New Delhi, Jan 5 (IANS): Legendary Sri Lanka cricketer Kumar Sangakkara believes that every player in the Indian team has to be made aware that they have a good chance of playing in the ODI World Cup, to be held in October and November this year in India.
"Your best players have to play a lot of ODI cricket, the rest that are in support can be rotated around them, but everyone should know that they stand a fighting chance to be in that 15."
"They must play enough ODI cricket, get enough cricket in their legs and bodies, to make sure they are fit, that they know how to play the ODI game in this year, and they are fluent and they play together as a team."
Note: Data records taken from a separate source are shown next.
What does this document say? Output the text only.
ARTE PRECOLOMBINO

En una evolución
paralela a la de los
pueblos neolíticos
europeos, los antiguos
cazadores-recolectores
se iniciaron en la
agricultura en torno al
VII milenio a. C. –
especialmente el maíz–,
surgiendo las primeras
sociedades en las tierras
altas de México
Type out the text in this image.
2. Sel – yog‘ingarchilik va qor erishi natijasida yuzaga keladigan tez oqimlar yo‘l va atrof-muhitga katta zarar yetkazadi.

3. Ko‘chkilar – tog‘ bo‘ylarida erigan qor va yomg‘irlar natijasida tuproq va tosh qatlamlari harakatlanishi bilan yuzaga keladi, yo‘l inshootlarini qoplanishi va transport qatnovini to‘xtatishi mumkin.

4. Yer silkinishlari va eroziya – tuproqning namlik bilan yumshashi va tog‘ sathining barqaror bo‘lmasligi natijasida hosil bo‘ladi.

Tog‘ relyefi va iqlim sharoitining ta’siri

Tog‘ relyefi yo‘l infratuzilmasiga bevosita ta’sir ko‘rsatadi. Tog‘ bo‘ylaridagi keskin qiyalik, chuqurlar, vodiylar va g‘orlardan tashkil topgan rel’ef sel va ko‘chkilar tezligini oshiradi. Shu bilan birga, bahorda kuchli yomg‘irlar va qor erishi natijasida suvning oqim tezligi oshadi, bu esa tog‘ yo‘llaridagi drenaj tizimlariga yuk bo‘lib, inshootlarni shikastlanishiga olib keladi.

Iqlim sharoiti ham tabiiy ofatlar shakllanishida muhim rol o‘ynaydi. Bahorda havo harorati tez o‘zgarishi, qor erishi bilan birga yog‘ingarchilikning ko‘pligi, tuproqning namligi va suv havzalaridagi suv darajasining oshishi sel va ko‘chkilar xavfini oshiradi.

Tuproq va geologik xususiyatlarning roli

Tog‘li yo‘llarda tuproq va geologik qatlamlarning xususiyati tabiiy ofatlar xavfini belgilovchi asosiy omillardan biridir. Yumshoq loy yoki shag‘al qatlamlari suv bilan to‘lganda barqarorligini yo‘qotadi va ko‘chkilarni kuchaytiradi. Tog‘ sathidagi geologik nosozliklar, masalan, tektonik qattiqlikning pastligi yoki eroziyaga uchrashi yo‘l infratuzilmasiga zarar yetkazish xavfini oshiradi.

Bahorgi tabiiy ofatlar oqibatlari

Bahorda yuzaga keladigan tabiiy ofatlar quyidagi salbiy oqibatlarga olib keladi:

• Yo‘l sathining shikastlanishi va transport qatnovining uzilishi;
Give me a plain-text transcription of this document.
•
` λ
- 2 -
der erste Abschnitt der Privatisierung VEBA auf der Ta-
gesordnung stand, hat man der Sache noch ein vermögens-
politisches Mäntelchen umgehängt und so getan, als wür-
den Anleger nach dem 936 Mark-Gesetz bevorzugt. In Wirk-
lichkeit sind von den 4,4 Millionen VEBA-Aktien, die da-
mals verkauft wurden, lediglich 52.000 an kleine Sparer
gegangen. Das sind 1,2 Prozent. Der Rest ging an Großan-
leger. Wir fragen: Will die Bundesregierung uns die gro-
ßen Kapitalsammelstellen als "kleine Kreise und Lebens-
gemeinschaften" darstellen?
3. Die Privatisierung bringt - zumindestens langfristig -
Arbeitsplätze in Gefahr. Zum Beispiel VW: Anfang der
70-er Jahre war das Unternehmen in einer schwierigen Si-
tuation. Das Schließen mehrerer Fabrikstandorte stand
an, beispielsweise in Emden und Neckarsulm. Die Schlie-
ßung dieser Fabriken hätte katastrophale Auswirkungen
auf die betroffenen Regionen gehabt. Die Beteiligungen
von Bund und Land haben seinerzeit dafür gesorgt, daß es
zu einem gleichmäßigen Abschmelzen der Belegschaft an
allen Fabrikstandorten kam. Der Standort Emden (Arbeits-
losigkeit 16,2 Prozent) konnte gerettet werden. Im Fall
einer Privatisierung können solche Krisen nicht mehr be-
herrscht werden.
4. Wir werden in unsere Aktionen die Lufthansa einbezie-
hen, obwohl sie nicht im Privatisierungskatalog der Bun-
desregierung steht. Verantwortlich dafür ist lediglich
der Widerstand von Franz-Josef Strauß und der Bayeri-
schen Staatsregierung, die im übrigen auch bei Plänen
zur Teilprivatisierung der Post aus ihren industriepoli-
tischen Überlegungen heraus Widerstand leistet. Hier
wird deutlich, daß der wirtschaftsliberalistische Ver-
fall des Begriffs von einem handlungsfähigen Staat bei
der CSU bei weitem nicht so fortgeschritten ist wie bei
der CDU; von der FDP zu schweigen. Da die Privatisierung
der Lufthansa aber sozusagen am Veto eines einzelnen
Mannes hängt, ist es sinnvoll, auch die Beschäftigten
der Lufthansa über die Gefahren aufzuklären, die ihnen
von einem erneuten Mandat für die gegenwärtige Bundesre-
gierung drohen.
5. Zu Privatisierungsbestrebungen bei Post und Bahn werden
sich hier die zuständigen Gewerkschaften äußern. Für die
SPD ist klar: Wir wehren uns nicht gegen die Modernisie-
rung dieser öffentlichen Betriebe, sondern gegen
"And that their ODI skill levels are at peak so they can go ahead and win the world cup, so that's got to be their main target, irrespective of what happens around them," said Sangakkara on 'Road to World Cup Glory' show on Star Sports.
Sangakkara, who captained Sri Lanka to being runners-up in the 2011 ODI World Cup in India, also believes that the current Indian think-tank has to get the workload of players managed so that they are at prime fitness during the global quadrennial event.
"I think T20 has impacted all formats including test cricket positively, but the real key is having your best players available to play for you in the World Cup. And you can't sustain all your best players playing back-to-back cricket in every format and expect all of them to be fit and ready."
"You have to really manage the workload, you can have squads of 20, 30 whatever you want but at the end of the day you got to identify very early what your core side is, what the core is going to be around which you build all the other players to add on."
"Because if you take the Indian side, everyone knows what the core is, everyone knows who the most important players are and you have a strenuous season ahead. So, you got to be really smart about how you control the workload. And you have the IPL, you have all of the other cricket. But if it's a one-day world cup year, that's got to be the main focus."